Pictured: Not the Moon.

The picture below is completely unscenic but is one of my favourites because of the story behind it; on our first day in Göreme, Mum and I were walking down to the centre of town when this door opened and a ridiculously old Turkish woman came out and beckoned at us.  

"Come," she said, "come come come!"  

come come come come come

So Mum and I were ushered through the blue door into the woman's house, where she promptly disappeared and then returned with cups of tea and a bowl of raisins she'd dried herself.  She spoke hardly any English.  Mum whispered that she wasn't sure about eating the raisins but I didn't want to be rude and in the pursuit of politeness ate far too many raisins and later felt slightly ill.  

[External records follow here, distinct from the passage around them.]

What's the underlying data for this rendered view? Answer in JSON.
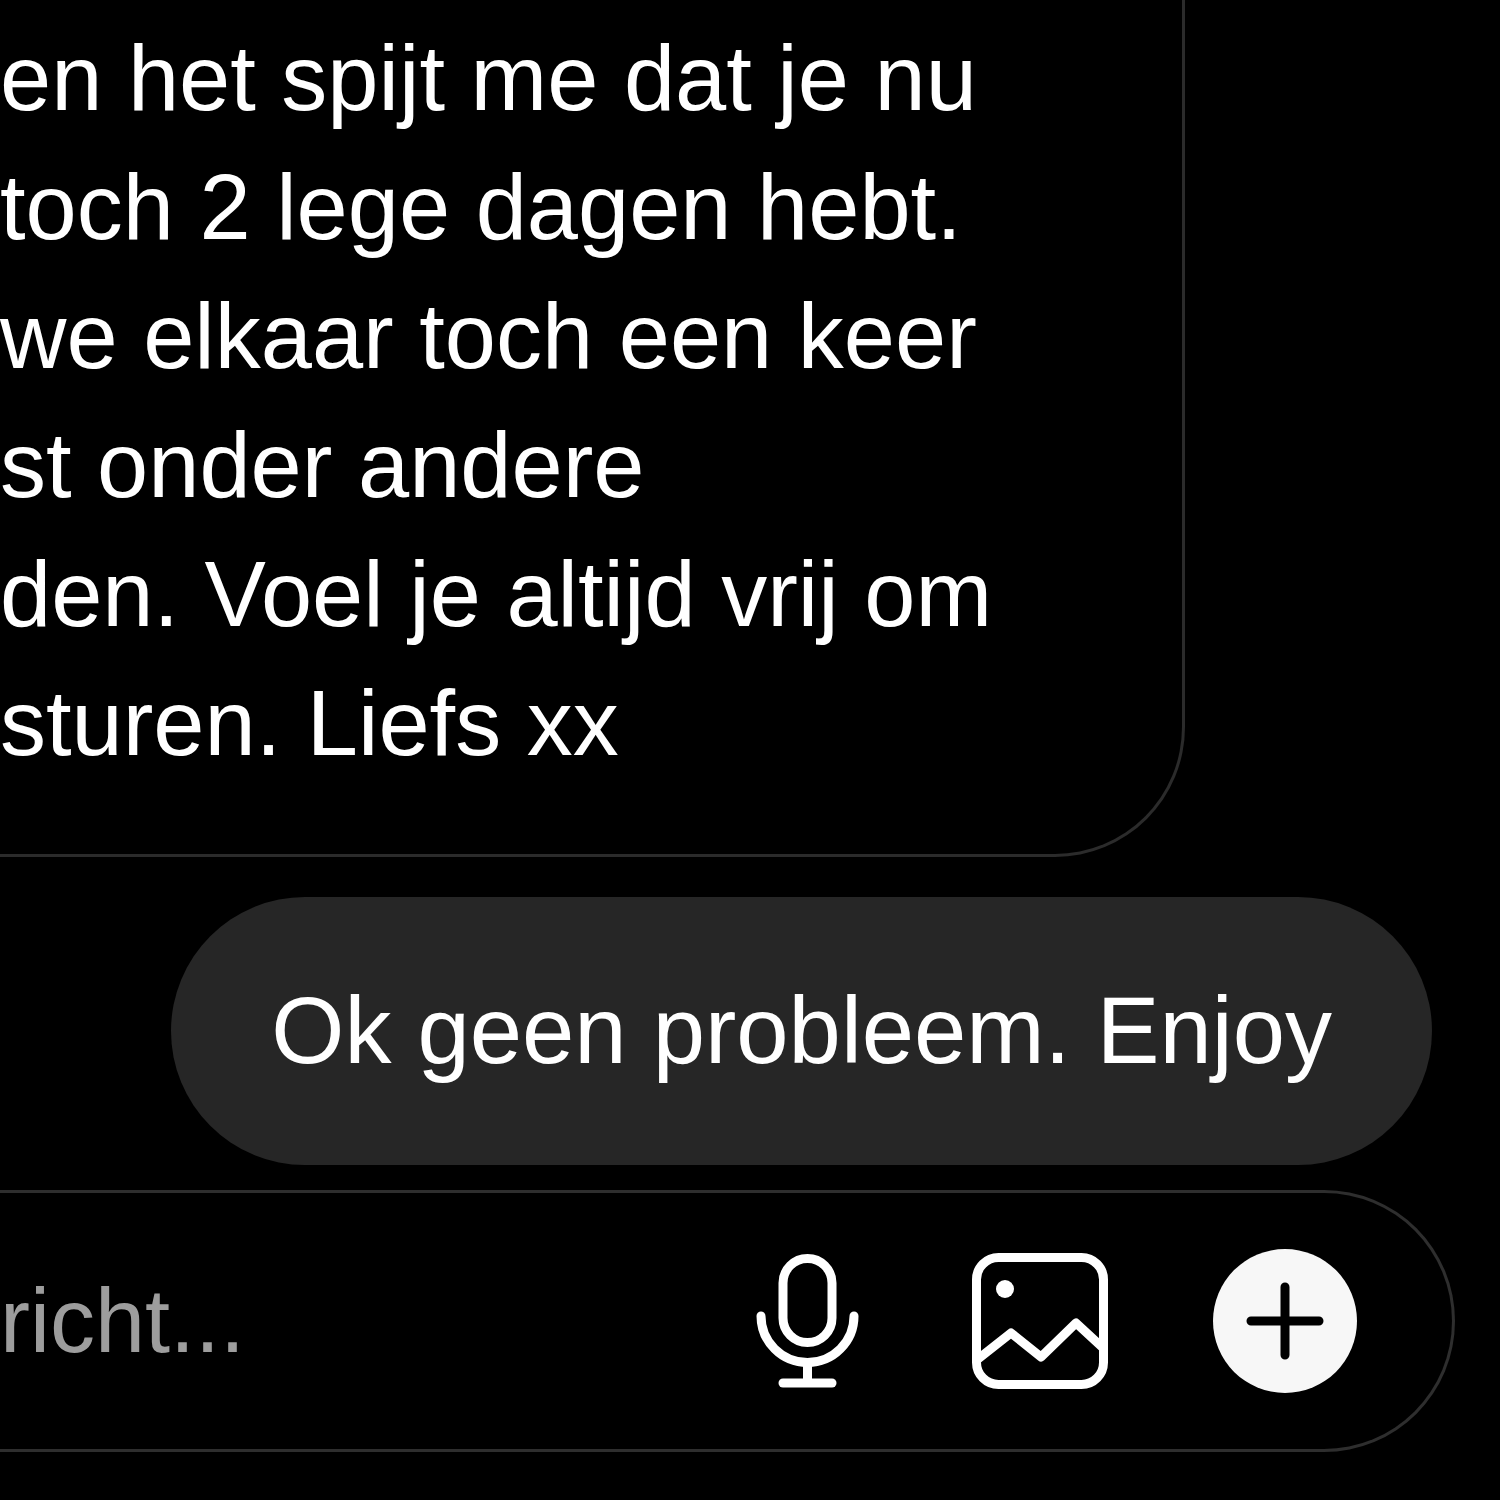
{
  "conversation": {
    "messages": [
      {
        "kind": "received",
        "lines": [
          "en het spijt me dat je nu",
          "toch 2 lege dagen hebt.",
          "we elkaar toch een keer",
          "st onder andere",
          "den. Voel je altijd vrij om",
          "sturen. Liefs xx"
        ]
      },
      {
        "kind": "sent",
        "text": "Ok geen probleem. Enjoy"
      }
    ]
  },
  "composer": {
    "placeholder": "richt..."
  }
}
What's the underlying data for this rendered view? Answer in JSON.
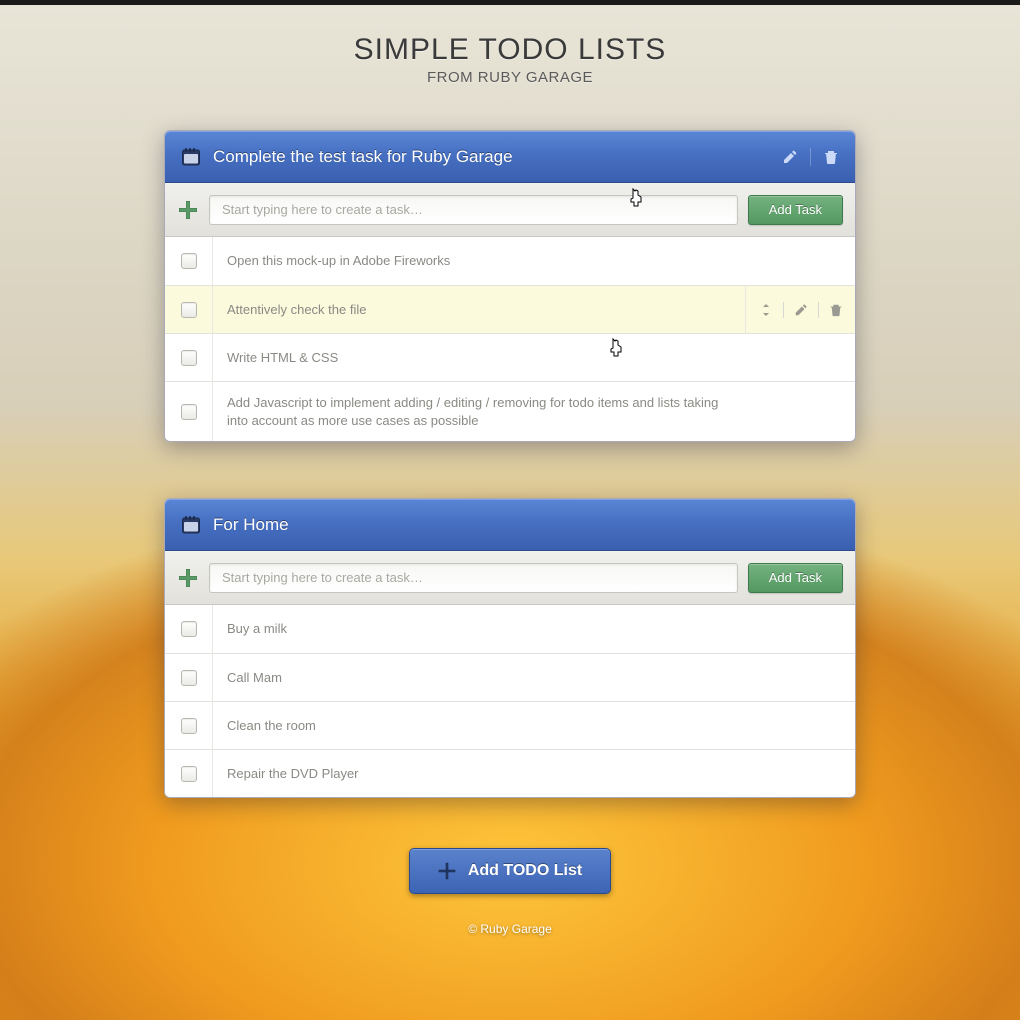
{
  "header": {
    "title": "SIMPLE TODO LISTS",
    "subtitle": "FROM RUBY GARAGE"
  },
  "add_list_label": "Add TODO List",
  "footer": "© Ruby Garage",
  "input_placeholder": "Start typing here to create a task…",
  "add_task_label": "Add Task",
  "lists": [
    {
      "title": "Complete the test task for Ruby Garage",
      "show_header_actions": true,
      "tasks": [
        {
          "text": "Open this mock-up in Adobe Fireworks",
          "hover": false
        },
        {
          "text": "Attentively check the file",
          "hover": true
        },
        {
          "text": "Write HTML & CSS",
          "hover": false
        },
        {
          "text": "Add Javascript to implement adding / editing / removing for todo items and lists taking into account as more use cases as possible",
          "hover": false
        }
      ]
    },
    {
      "title": "For Home",
      "show_header_actions": false,
      "tasks": [
        {
          "text": "Buy a milk",
          "hover": false
        },
        {
          "text": "Call Mam",
          "hover": false
        },
        {
          "text": "Clean the room",
          "hover": false
        },
        {
          "text": "Repair the DVD Player",
          "hover": false
        }
      ]
    }
  ]
}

While we were debating the merits of the raisins the woman disappeared again and reappeared with a small box of handmade jewellery that looked more or less like this -

image from: http://item.rakuten.co.jp/kilims/in232/

- and it was at this point that she smiled triumphantly and started tying jewellery on us and saying, "Nice, yes? Nice!" until Mum and I had bought a sufficient amount of jewellery, at which point we were promptly ushered back out to the street and the blue door closed behind us.  Well played, Turkish lady. Well played.

The next day we went to a town near Göreme that I have completely forgotten the name of, but which had a) many fairy chimneys and b) many onyx factories.   We climbed up a hill in the midday sun, which was about as much fun as you imagine, except that you are also carrying several kilograms of unnecessary onyx tat. 

It was scenic though.

Notice how the one on the left looks like a roaring face.

Some of the chimneys here had been converted into houses, and for about half an hour my new life goal was "move to Cappadocia and live in fairy chimney and become ridiculously old Turkish woman" until I was distracted by something else and also realised that probably it's hard to get a good Internet connection inside of a fairy chimney. 

"help officer I have locked myself out of my fairy chimney"  "again?"  "yes"

We walked back to Göreme, which I have to copy+paste each time I say it so that it has the little dots over the O, through the White Valley and the Love Valley.  

The Love Valley is called that because all of the fairy chimneys in it are in a particular shape:

Dicks.  They are in the shape of dicks.

We also walked down the White Valley, which is white and which I did not take any interesting photos of, and it was here that I saw the turkey in Turkey, which I know you've all been waiting for.

The turkey² was at a cafe in the valley - the only cafe in the valley, from memory.  You walk for 30 minutes through the valley, with absolutely nothing manmade in sight, and then bam! Cafe.  Complete with tables in the river, because tables in the river.  

Islands in the stream. That is what they are.

Other tourists had got there first and we didn't get to sit on the tables in the river, but that was ok because:



TURKEYS IN TURKEYS, FOR YOU.


p.s. - I just remembered I forgot to add the trees with eyes.  They will have to be a story for another time.

All images © 2014 Ally Mullord unless otherwise stated. 

2 comments:

Chris Rees said...

Hot dawg, you have blawged. Great bit about the old jewellery lady, sometimes you realise later that you actually paid for a cool story, primarily.

IT IS ALLY said...

Exactly! I hope I'm that canny when I'm old, enticing tourists with raisins.